Most recently, Target’s culture of caring, growing and winning has resulted in several honors, which Brian attributes to the dedication of Target’s leaders and full team:

  • People Magazine ranked Target at the top of its 2022 list of “Companies That Care.”
  • Fortune’s Best Workplaces in Retail 2022 ranked Target second on its list.
  • This year, Target ranked #27, up from last year’s ranking at #29, on the DiversityInc Top 50 Companies for Diversity list.
  • Target scored a perfect 100 on the Human Rights Campaign’s Corporate Equality Index for the 10th consecutive year.
  • Target received five stars in the Employment, Governance and Philanthropy categories on the Hispanic Association of Corporate Responsibility’s (HACR) Corporate Inclusion Index.

As a strong advocate for diversity and inclusion in corporate leadership, Brian is a board member for Catalyst and has served on the council for the Smithsonian National Museum of African American History and Culture. The Network of Executive Women honored Brian with the William J. Grize Gender Diversity Award. He also received the Yale Legend in Leadership Award. In 2022, Brian received the National Retail Federation’s “Visionary” Award and, in recent years,
Yahoo! Finance named Target the “Company of the Year” and CNN named Brian the “Top CEO of the Year.”

Currently, Brian serves on the National Retail Federation’s Executive Committee and on The Business Council. He is the Non-Executive Chairman of the Board for Yum! Brands. Previously, he served as the Chairman of the Retail Industry Leaders Association (RILA).

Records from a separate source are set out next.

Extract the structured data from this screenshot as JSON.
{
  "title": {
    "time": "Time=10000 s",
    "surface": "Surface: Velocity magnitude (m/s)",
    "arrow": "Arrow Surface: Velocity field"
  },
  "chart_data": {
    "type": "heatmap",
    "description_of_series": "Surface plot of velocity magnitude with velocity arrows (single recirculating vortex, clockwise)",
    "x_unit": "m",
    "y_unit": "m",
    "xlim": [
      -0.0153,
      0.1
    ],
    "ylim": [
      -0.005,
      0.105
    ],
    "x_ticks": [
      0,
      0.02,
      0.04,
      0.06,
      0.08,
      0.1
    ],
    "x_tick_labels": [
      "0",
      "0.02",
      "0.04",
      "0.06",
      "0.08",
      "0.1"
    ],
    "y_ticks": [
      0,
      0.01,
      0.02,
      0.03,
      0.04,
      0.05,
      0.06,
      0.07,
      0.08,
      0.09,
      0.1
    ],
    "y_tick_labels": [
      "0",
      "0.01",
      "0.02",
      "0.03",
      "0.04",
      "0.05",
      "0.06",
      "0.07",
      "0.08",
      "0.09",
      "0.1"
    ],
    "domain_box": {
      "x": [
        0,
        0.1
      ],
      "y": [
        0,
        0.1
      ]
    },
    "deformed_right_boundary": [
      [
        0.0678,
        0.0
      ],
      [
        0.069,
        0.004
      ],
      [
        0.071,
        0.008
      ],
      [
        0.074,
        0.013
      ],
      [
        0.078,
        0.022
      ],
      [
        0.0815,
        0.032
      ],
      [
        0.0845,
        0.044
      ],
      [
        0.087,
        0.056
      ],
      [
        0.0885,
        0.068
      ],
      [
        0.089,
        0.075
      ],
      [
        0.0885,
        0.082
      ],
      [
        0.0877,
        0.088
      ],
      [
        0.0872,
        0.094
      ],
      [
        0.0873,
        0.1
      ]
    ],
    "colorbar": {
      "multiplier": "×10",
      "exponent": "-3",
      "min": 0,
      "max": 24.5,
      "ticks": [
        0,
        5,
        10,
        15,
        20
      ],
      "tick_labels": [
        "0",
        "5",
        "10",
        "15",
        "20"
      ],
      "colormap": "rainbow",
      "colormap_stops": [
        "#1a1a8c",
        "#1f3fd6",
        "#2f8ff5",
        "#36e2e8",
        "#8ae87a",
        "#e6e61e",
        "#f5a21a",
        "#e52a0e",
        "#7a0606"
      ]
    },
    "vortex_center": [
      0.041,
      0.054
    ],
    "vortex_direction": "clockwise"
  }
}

Andrew J. Young has earned worldwide recognition as a pioneer in and champion of civil and human rights. Young’s lifelong dedication to service is illustrated by his extensive leadership experience of over sixty-five years, serving as a member of the United States Congress, an African American U.S. Ambassador to the United Nations, the Mayor of Atlanta and an ordained minister, among other positions.

During the 1960s, Young was a key strategist and negotiator during civil rights campaigns that led to the passage of the Civil Rights Act of 1964 and the Voting Rights Act of 1965. Appointed as an Ambassador to the United Nations in 1977, Young negotiated an end to white-minority rule in Namibia and Zimbabwe and made President Carter’s emphasis on human rights and diplomacy an international initiative. As a two-term Mayor of Atlanta, Young brought in over 1,100 businesses and over 70 billion dollars in foreign direct investments, generating over a million jobs.

Ambassador Young has received honorary degrees from more than 100 colleges and universities in the United States and abroad. He has received various awards, including the Trustees Emmy Award for Lifetime Achievement in 2011 and the Dan Sweat Award in 2017. Also, his portrait became part of the permanent collection of the Smithsonian National Portrait Gallery.

Ambassador Young serves on a number of boards, including, but not limited to, the Martin Luther King, Jr. Center for Non-Violent Social Change, Morehouse College, AmericasMart and the Andrew Young School of Policy Studies at Georgia State University. In 2003, he and his wife, Carolyn McClain Young, founded the Andrew J. Young Foundation to support and promote education, health, leadership and human rights in the United States, Africa and the Caribbean.

Currently, Young serves as the Chairman of the Andrew J. Young Foundation.

In 2012, he retired from GoodWorks International, after well over a decade of facilitating sustainable economic development in the business sectors of the Caribbean and Africa. Young was born in 1932 in New Orleans, and he lives in Atlanta with his wife. He is the father of three daughters and one son. He is also the grandfather of nine grandchildren and a great grandfather of one.